The health facility’s potential closure had been contentious following the shuttering of other hospitals serving Lower Manhattan.
The New York State Department of Health has agreed to allow a major hospital in Manhattan to close, which would leave many downtown residents farther away from emergency medical care.
The fate of the hospital, Mount Sinai Beth Israel, has been up in the air since 2016, when its parent hospital system first announced a closure plan. The hospital survived for years, kept alive by community activists who filed lawsuits to keep it open, as well as by the coronavirus pandemic, which filled its beds with critically ill patients.
Over the past year, however, the parent hospital system, Mount Sinai, renewed its push to close Beth Israel, claiming the facility was losing so much money that the losses threatened the entire hospital system, one of the city’s largest.
On Thursday the State Health Department, which evaluates hospital closure proposals, said that it had approved Mount Sinai’s plan to close Beth Israel, with several conditions.
The conditions are aimed at ensuring that nearby hospitals aren’t overwhelmed by the increase of patients expected after Beth Israel closes. The hospital, at 16th Street and First Avenue, treated just under 50,000 patients last year, and handles about 6 percent of all emergency room visits in Manhattan. Once it closes, many of those patients will most likely land at Bellevue or NYU Langone Health, two hospitals both several blocks up First Avenue from Beth Israel.
The Health Department said Beth Israel must fund an expansion of the emergency room at Bellevue, the flagship of the city’s public hospital system. Another condition is that Beth Israel must run an urgent care center, open 24 hours a day, 7 days a week, for three months.

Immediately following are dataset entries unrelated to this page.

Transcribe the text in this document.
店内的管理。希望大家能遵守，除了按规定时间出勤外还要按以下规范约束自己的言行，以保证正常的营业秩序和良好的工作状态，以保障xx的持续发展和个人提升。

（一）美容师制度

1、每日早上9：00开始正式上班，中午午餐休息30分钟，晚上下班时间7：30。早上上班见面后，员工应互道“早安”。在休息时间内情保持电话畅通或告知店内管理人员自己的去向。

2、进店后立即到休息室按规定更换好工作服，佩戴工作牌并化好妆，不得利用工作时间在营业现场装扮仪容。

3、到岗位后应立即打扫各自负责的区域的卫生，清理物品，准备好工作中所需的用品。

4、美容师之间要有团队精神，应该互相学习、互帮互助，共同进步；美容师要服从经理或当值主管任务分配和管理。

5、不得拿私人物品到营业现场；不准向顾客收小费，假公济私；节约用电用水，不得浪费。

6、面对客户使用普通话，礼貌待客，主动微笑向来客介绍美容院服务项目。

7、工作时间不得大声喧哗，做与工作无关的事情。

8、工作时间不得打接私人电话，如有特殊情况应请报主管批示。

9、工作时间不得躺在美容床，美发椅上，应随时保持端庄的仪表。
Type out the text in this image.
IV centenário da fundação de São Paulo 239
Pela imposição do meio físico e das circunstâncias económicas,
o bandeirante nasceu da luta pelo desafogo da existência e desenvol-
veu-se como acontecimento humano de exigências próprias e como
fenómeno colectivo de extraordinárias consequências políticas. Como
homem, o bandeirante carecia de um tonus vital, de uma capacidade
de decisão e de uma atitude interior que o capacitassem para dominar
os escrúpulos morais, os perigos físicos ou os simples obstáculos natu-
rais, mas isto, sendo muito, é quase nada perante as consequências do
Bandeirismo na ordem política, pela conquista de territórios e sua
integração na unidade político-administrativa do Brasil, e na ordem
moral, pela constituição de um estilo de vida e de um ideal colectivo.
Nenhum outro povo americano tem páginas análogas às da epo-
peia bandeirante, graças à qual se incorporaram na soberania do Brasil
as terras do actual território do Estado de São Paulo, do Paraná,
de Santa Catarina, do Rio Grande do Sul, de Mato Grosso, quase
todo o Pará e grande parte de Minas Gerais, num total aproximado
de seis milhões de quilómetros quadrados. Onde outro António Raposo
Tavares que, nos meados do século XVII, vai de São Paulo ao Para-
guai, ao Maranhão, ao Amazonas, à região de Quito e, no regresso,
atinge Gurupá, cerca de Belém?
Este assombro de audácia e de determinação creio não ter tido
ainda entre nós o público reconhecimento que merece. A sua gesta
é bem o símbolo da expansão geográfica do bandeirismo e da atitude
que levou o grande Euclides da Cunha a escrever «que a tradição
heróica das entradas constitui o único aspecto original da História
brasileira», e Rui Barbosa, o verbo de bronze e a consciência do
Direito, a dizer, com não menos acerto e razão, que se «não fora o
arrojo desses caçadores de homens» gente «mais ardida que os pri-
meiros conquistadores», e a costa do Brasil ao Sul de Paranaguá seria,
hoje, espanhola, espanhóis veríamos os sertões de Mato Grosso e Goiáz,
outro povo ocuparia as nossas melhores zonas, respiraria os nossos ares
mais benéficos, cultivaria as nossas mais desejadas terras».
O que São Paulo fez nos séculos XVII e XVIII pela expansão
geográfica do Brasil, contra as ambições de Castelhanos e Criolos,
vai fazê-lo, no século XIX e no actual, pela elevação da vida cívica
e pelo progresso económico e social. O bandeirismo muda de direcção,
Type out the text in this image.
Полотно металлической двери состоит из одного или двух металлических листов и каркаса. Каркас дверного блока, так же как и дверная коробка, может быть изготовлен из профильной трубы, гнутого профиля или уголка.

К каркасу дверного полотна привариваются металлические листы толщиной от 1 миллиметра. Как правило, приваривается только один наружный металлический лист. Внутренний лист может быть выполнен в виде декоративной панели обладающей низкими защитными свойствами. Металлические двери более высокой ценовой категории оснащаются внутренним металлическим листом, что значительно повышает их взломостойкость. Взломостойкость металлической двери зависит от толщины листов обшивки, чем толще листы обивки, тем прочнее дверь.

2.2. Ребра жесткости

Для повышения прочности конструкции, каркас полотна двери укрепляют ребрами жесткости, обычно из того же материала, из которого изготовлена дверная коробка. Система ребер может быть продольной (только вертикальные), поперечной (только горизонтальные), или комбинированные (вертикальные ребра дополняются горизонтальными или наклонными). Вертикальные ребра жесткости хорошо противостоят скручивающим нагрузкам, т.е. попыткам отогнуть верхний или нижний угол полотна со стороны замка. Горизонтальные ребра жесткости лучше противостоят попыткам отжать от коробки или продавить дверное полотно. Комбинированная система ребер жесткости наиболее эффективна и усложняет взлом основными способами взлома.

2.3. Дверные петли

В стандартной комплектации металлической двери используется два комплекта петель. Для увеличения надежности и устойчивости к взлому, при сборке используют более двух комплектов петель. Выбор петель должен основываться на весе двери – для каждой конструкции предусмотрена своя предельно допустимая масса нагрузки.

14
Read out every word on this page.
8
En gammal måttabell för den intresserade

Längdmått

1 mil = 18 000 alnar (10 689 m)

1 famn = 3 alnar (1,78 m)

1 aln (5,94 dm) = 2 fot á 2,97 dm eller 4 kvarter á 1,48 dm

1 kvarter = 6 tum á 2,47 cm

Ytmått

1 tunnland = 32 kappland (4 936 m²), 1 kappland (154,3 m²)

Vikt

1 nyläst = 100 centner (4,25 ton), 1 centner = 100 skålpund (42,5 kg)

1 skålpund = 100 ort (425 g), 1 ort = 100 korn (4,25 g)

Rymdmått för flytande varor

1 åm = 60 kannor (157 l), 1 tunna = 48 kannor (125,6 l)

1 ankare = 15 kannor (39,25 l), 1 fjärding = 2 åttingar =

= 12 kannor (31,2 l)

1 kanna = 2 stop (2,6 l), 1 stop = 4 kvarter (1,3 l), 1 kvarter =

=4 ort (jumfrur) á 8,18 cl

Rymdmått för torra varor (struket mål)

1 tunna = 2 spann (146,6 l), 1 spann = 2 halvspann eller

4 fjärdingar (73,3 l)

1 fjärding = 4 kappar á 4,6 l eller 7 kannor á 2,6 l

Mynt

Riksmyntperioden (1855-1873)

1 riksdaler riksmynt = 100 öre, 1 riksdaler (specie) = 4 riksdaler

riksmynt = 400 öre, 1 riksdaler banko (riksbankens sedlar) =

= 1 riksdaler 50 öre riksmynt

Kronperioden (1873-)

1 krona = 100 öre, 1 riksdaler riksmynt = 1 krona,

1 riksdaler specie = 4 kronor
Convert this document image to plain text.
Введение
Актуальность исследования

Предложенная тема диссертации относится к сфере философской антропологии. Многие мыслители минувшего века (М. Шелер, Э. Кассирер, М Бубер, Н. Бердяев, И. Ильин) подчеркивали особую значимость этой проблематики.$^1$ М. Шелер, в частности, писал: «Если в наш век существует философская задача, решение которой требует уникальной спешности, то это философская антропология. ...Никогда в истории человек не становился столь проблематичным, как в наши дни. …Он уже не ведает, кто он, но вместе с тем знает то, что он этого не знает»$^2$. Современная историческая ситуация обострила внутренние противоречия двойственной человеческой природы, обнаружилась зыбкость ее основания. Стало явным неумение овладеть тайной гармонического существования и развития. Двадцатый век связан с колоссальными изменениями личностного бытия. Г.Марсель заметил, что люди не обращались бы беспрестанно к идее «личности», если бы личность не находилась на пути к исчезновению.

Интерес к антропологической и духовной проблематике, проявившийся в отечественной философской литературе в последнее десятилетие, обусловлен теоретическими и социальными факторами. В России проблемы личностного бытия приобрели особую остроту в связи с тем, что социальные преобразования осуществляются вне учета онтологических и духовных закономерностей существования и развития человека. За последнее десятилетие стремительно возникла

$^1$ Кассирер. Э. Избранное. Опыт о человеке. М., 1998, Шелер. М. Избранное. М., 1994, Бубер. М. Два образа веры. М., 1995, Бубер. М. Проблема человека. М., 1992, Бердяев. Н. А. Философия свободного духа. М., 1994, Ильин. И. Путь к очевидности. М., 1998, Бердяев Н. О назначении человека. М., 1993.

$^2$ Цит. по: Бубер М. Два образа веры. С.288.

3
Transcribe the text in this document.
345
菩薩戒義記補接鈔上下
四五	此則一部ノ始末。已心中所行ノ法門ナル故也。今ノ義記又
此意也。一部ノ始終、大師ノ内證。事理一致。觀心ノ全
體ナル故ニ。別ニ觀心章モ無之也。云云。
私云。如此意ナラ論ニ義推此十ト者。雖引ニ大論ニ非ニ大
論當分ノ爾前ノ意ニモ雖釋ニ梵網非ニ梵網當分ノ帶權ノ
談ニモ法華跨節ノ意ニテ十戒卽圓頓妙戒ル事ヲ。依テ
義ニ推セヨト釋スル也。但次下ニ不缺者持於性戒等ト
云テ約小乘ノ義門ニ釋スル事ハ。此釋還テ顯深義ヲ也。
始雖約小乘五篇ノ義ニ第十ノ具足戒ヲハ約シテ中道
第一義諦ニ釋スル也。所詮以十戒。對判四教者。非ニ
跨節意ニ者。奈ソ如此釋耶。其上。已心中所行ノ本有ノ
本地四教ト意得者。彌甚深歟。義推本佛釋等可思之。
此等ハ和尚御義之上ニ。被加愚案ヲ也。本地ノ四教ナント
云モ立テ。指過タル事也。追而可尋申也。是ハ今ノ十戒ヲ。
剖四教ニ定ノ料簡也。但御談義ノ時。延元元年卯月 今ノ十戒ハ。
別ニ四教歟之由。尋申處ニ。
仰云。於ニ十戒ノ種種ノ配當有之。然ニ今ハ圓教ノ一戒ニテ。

The state’s decision removes a major hurdle standing in the way of Mount Sinai’s closure, but for the moment, the hospital must stay open: It still faces a lawsuit challenging the closing, and a judge has ordered the facility not to reduce its medical services in the meantime. But many doctors and nurses have left over the past year to find more secure jobs elsewhere. At times, care has suffered and patients have been rerouted to other hospitals because Beth Israel is no longer able to respond to strokes and some other medical emergencies.
A spokesman for the Mount Sinai hospital system, Loren Riegelhaupt, said in a statement that Beth Israel would remain open and accept patients, for now.
Beth Israel was founded in 1889, initially as a dispensary serving mainly Jewish immigrants on the Lower East Side. It grew into a major Manhattan hospital, but has struggled in recent years.
The past 20 years have seen the closure of two large nearby hospitals: Cabrini in the Gramercy Park neighborhood and St. Vincent’s in Greenwich Village.
In a letter to the state health commissioner on Thursday, a longtime health activist, Mark Hannay, wrote that allowing the closure to go forward risked leaving “a dangerous gap in availability of emergency care in Lower Manhattan.”